The pieces by artist Juan Hernandez that will be displayed at the Angelica Kauffman Gallery beginning Saturday, April 2, 2022. (Courtesy of the artist)

“I didn’t have to use much materials and still be able to bring to light these amazing people who gave their lives for the struggle,” he said. “The only real problem I had was I’d never done micro art before. That night I went to my cell and got paper I had saved up and started cutting all of it into 4×4 inches. I remember my cellmate asking what I was doing as I cut all these tiny squares and rectangles, and I told him I was going to draw a portrait on one of these. And his response was you can’t do a portrait that small. His negative response surprised me, and I used that as inspiration.

“That night I drew a portrait of a random Instagram model on a 2×2-inch paper and told my cellmate I can do anything. And we both started laughing.”

“People who are incarcerated are invisible to those of us on the outside. Why not make some of those folks more visible?” the gallery’s curator, Elaine Luther, told Latino Rebels. “That’s a great use for art.”

Luther admits she was “initially hesitant” to showcase artwork by Juan, a convicted murderer, fearing “negative reactions.” Talking to family members and fellow artists, however, allayed her fears.

“Everyone was very positive about the idea,” she recalled. “One person said, ‘Spending your time in prison making art seems like a pretty good way to spend your time.'”

Tran explains how hard it is for Juan to do his work and improve his skills as an inmate, as art classes are normally available only to inmates with shorter sentences, and art programs are typically available in facilities closer to cities with pools of volunteers to draw from.

“Program availability is also at the whims of wardens and other IDOC staff,” adds Tran.

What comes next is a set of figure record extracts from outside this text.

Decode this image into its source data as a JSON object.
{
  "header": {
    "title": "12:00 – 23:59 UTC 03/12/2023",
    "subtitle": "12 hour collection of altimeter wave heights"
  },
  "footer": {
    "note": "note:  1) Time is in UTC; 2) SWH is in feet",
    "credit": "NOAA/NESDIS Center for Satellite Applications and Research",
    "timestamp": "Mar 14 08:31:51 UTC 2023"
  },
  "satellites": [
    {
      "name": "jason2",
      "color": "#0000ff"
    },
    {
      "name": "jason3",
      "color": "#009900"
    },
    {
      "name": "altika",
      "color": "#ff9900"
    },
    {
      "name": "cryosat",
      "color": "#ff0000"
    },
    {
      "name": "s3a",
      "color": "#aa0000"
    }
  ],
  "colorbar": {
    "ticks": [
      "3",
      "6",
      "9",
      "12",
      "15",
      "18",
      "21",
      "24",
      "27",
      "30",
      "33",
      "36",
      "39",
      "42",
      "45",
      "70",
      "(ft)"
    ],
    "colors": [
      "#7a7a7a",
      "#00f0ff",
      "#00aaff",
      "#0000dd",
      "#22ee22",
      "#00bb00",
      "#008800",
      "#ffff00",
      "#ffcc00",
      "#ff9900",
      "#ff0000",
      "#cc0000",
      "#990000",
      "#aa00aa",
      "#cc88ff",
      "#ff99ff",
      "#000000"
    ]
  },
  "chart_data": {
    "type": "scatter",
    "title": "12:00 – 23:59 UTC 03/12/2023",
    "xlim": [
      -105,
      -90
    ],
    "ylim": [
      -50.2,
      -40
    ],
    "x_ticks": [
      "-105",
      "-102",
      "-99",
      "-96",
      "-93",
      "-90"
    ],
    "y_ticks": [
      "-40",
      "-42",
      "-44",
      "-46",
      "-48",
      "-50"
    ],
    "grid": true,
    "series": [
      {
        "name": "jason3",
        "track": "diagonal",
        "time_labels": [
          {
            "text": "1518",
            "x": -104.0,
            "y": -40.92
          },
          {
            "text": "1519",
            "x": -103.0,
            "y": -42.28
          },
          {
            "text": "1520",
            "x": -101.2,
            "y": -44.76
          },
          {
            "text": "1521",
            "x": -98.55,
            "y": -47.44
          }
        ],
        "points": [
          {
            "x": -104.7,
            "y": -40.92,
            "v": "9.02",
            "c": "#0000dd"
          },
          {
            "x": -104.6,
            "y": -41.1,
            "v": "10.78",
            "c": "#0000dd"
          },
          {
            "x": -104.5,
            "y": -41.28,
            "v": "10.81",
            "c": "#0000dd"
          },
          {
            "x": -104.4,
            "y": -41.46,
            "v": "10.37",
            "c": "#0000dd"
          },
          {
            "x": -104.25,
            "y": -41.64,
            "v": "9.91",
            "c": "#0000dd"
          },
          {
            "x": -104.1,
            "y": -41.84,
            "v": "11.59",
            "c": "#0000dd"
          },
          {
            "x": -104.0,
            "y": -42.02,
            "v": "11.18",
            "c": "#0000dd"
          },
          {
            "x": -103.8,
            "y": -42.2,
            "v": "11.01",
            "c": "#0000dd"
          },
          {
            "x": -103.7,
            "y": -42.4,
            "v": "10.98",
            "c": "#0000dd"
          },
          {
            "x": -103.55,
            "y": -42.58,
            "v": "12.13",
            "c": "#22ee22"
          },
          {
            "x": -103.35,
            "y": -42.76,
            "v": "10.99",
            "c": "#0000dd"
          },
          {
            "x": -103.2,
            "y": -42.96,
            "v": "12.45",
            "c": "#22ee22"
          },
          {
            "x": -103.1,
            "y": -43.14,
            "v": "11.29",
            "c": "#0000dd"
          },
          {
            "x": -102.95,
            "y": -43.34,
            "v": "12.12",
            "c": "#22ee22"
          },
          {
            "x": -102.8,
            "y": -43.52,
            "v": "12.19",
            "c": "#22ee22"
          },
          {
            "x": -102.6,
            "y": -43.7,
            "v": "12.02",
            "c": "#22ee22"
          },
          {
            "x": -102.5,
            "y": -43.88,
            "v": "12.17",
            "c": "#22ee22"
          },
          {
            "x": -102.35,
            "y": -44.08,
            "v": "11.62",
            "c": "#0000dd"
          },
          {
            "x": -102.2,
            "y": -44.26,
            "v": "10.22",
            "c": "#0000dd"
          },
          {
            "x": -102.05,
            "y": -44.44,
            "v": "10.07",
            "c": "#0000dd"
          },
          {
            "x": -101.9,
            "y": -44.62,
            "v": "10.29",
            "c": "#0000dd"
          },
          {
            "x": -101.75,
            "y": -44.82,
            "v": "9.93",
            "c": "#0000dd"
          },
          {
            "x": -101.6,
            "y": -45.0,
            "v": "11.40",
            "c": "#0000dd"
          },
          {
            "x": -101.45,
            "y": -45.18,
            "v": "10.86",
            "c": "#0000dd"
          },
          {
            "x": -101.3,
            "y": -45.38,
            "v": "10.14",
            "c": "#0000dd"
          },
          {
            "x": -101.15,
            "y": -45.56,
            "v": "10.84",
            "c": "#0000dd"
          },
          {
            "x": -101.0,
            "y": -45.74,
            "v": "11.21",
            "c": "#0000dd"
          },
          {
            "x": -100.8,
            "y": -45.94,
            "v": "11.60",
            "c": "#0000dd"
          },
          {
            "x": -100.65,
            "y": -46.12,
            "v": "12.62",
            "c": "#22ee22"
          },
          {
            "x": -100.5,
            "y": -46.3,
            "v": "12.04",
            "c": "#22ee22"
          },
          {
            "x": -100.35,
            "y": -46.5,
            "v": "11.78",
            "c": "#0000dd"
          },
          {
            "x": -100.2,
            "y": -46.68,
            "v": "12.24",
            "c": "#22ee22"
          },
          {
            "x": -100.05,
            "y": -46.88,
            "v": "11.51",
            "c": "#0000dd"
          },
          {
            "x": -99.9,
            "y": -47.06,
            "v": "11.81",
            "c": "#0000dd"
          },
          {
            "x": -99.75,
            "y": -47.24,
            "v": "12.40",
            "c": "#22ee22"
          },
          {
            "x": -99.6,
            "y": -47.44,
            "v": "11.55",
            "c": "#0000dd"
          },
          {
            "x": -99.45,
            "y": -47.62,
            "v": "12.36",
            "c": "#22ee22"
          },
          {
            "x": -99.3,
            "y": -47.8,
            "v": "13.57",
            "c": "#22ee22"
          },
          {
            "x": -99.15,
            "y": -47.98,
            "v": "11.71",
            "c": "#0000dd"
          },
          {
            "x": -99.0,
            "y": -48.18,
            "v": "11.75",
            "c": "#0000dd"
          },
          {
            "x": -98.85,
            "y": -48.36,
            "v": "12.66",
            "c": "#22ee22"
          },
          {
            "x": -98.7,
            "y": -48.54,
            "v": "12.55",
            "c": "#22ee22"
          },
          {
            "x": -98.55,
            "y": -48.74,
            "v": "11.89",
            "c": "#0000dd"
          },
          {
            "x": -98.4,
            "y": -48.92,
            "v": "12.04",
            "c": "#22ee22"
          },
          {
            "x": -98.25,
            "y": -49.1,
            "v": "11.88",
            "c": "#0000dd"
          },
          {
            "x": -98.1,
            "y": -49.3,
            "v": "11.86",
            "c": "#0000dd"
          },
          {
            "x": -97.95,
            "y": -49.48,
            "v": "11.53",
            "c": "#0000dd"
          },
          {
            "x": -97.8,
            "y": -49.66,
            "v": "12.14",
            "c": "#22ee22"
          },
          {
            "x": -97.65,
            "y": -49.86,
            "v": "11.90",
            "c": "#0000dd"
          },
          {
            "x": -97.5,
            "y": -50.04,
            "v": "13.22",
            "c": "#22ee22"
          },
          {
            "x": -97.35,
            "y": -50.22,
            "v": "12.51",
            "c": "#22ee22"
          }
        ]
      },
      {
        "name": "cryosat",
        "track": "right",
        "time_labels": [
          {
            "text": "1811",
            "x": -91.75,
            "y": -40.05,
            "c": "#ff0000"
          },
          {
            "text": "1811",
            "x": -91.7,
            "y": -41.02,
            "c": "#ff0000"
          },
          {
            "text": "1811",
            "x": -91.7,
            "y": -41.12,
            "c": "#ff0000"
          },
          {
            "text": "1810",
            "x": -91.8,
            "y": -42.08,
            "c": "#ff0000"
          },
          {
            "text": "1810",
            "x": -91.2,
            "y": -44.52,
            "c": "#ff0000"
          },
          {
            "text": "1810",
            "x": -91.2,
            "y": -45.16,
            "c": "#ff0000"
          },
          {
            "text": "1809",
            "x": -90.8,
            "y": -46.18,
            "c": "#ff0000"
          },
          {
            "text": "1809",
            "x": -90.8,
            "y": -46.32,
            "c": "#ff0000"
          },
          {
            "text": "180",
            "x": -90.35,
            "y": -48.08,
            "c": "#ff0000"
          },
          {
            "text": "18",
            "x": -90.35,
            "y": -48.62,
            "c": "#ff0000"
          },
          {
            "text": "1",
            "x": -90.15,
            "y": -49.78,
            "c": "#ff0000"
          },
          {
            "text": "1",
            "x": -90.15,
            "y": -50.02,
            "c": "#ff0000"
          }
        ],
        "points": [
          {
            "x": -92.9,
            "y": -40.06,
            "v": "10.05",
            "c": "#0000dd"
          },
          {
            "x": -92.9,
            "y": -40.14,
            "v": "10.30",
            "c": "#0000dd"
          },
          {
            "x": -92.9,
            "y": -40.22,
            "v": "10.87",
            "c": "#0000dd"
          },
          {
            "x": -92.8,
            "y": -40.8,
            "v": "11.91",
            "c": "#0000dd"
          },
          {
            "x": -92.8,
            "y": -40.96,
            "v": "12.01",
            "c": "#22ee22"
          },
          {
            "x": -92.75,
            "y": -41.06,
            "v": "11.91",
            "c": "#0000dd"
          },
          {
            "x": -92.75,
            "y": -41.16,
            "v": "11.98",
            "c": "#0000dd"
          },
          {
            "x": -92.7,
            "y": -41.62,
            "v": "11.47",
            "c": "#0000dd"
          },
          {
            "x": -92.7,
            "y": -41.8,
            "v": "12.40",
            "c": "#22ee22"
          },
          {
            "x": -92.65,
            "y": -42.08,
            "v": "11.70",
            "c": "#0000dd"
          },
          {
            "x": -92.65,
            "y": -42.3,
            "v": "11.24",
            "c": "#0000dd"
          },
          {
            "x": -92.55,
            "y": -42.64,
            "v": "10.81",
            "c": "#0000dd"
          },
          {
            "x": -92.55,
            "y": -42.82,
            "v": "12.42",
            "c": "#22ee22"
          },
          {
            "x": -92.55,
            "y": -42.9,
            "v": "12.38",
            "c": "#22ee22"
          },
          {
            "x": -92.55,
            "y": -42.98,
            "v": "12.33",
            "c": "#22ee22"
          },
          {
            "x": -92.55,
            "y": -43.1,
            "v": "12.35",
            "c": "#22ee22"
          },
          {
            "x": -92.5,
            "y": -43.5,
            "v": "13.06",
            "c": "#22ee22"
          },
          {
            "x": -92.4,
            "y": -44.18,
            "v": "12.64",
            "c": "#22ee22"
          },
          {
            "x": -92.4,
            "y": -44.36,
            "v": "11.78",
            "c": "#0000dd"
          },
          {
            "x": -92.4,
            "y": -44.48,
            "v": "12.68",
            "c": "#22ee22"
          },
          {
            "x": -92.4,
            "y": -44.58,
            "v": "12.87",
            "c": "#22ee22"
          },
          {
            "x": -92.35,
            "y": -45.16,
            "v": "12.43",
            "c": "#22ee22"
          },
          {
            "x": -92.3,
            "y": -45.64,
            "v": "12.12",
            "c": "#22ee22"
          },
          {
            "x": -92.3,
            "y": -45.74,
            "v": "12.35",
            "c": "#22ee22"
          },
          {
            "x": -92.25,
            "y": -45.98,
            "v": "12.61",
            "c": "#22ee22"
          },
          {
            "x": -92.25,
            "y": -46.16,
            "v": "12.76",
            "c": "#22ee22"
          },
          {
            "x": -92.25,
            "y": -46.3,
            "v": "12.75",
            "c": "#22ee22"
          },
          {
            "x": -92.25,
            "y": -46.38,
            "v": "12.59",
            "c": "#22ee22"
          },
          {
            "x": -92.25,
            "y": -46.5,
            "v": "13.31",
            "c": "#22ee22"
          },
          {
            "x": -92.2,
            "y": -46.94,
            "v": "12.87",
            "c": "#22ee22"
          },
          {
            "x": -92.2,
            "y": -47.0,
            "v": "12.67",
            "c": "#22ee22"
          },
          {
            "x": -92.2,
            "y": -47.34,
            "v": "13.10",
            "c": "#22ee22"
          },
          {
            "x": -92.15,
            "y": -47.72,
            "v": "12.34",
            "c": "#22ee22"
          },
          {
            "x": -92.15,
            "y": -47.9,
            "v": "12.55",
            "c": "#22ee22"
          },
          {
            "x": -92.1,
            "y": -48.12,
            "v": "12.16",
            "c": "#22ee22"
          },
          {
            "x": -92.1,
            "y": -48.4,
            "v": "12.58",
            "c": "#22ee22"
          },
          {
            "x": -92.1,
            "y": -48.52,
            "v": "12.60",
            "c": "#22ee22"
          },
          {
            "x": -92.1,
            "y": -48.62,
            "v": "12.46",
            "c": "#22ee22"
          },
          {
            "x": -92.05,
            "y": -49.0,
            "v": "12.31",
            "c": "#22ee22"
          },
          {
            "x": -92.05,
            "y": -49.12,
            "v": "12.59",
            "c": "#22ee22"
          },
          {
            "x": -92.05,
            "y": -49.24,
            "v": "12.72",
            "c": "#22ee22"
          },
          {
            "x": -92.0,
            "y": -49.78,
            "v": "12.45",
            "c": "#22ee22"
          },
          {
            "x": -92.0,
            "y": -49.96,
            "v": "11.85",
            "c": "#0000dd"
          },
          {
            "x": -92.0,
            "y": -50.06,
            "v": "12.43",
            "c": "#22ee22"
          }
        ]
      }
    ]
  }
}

As for Juan, he credits art with not only changing his mentality and earning him some much-needed dough, but also connecting him with new friends outside the prison walls.

“I’ve also met these amazing people who’ve helped me along the way in achieving unthinkable things like being in art shows, being published, and even being interviewed, which is a new experience for me,” he said. “I love what I do and love bringing joy to others through my art. I gained self-esteem, which is the Holy Grail to me, and I’m ready for whatever comes next in my life.”